In the top right-hand of the image, a thin layer of copper phthalocyanine has become attached to a lattice made of PTCDA.
Organic semiconductors can be produced in flexible shapes and they are insensitive to external influences. In addition, the production of the organic semiconductors is cheaper. These materials are now extensively used as organic light-emitting diodes (OLEDs) in television sets and smartphones, as they consume very less power. However, the electronic properties of the organic semiconductors are still unknown to a large extent. Major interest of scientists is on the interfaces because the performance of components depends on the bonds formed with other metallic and organic conductors. If the bonds are stronger, then the transmission of electron from one material layer to the other will be better, thus enabling the light-emitting diodes or solar cells to generate more light or power. Nevertheless, organic materials do not typically produce strong bonds.

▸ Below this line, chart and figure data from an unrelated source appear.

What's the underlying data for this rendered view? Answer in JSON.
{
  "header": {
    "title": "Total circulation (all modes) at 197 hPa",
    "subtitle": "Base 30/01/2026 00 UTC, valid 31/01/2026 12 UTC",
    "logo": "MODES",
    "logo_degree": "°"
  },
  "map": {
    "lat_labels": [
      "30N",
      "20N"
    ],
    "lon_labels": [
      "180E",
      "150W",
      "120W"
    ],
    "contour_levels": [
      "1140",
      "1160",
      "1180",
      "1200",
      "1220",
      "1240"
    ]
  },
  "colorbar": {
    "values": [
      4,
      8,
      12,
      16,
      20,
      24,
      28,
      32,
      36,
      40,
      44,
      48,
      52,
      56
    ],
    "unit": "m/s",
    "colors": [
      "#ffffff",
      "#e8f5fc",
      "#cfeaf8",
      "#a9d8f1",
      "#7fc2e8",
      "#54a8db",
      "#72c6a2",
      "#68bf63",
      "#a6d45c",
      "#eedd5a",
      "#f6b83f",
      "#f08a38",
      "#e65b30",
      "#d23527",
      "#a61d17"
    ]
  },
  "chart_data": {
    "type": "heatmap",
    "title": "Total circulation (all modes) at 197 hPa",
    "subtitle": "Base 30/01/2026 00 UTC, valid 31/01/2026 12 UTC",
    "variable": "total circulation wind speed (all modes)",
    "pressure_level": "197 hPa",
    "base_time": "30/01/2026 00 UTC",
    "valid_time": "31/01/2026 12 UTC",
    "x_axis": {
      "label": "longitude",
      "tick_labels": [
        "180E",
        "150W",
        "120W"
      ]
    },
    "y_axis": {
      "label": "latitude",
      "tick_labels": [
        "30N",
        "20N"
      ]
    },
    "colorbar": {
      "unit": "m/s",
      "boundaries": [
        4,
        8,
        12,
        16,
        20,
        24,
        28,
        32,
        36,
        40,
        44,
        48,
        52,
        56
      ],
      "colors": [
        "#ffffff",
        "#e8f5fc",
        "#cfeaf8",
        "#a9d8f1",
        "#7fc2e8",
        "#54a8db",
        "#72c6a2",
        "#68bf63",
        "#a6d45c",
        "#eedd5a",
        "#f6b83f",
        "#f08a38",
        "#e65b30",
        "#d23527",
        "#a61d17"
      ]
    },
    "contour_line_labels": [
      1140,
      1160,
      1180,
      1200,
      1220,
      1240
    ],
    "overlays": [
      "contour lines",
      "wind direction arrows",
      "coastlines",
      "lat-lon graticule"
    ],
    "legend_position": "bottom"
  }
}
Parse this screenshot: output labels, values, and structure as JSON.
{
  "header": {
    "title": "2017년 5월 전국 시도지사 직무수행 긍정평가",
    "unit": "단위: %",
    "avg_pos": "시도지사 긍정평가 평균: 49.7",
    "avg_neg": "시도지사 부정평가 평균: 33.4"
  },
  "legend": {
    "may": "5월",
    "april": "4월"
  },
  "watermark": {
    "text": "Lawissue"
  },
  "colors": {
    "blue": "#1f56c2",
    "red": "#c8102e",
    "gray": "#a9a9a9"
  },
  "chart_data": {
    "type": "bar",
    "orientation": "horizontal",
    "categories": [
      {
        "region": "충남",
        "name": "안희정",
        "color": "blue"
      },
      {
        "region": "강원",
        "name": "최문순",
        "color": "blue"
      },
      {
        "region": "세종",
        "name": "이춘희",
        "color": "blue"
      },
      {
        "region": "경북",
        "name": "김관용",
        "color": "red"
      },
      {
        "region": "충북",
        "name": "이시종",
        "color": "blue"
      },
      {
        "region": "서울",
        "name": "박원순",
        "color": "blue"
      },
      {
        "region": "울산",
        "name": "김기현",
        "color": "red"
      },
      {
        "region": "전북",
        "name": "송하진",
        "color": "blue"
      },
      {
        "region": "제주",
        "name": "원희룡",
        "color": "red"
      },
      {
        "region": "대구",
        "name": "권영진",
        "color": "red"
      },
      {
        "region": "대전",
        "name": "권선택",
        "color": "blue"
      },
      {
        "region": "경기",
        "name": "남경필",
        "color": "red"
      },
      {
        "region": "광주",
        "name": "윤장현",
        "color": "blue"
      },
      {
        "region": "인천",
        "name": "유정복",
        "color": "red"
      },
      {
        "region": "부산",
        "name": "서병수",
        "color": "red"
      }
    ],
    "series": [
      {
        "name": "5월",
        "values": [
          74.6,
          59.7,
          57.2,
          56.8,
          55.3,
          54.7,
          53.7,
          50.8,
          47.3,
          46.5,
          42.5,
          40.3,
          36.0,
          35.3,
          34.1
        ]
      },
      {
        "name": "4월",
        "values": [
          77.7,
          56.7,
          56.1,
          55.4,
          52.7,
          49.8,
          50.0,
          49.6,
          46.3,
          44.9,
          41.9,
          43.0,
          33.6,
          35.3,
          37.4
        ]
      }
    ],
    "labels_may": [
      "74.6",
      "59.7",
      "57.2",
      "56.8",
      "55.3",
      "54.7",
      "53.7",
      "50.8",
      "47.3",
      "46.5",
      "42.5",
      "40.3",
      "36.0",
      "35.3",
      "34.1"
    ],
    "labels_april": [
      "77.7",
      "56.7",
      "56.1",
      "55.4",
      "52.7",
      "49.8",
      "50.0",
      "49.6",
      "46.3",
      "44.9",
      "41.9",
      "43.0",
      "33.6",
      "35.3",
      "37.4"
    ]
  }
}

Only when the materials come into contact with certain metals, stronger bonding is produced. This is termed as chemisorption.
Dr. Christian Kumpf from Forschungszentrum Jülich, remarked that their research has helped them to reveal the chemisorption property between organic layers for the first time. Jülich physicists have created a sandwich-like structure using copper phthalocyanine and a lattice made from PTCDA, an organic semiconductor material. The team has used ultraviolet photoelectron spectroscopy (UPS) to examine transfer of electrons between the organic semiconductors. In addition, low-energy electron diffraction (LEED) and scanning tunnelling microscopy (STM) have been utilized to exhibit the arrangement of the different molecules. The research shows that the organic molecules are transferred from one layer to the other in the same order with stronger bonding.